S 2.87 Installation and configuration of standard software

Initiation responsibility: Head of IT section

Implementation responsibility: Head of IT Section, Administrator

The approved software is installed on the IT systems intended for it in accordance with the installation instructions. In addition to the programs to be installed, the installation instructions also contain configuration parameters and the set-up of the hardware- and software environment.

Deviations from the installation instructions require the consent of the Approval Authority.

If the users are to install the software themselves, they must be provided with installation instructions which enable installation to be carried out independently. At the very least, pilot installation by a typical user should be overseen by the IT Department, in order to check the comprehensibility of the installation instructions.

As standard software is developed for a wide variety of application fields, it often contains more functions than are required to perform the specialist task. So that less problems and errors arise when working with the software, only the functions actually required should be installed. Functions which can lead to security problems must not be approved.

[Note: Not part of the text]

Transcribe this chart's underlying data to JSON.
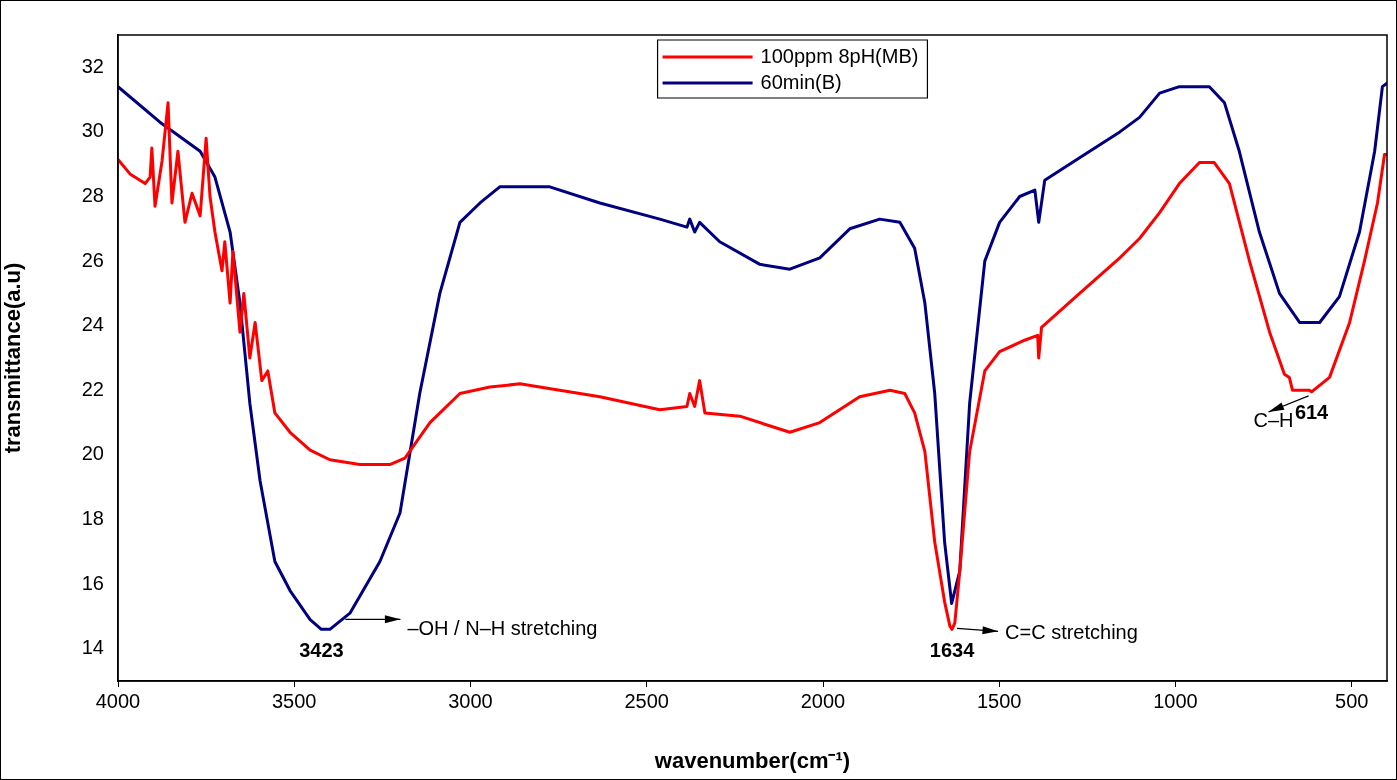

Both before and after the installation of software, a complete backup should be made. If there are subsequent problems during installation, the first backup can be used to recreate a consolidated re-run point. Following successful installation, a complete backup should be made again, so that if there are problems later, the situation, following the successful installation of the product, can be restored.

Successful installation is reported in writing to the office responsible for the acceptance of actual operation.

As an option, installation can be accompanied by the use of a so-called "delta tool" which documents all changes in an IT environment between two definable points in time. This documentation of changes is particularly helpful when it comes to the de-installation of software.

When a new product is used, any databases which were produced with a previous product must be taken over. If it has become apparent from the tests that difficulties may arise in this respect, help positions must be created for the user or acceptance of the old databases must be carried out centrally by trained personnel.

Additional controls:

• Which provisions are in force?

• What provisions exist with respect to possible deviations from the installation instructions?

• How is the success of an installation reviewed?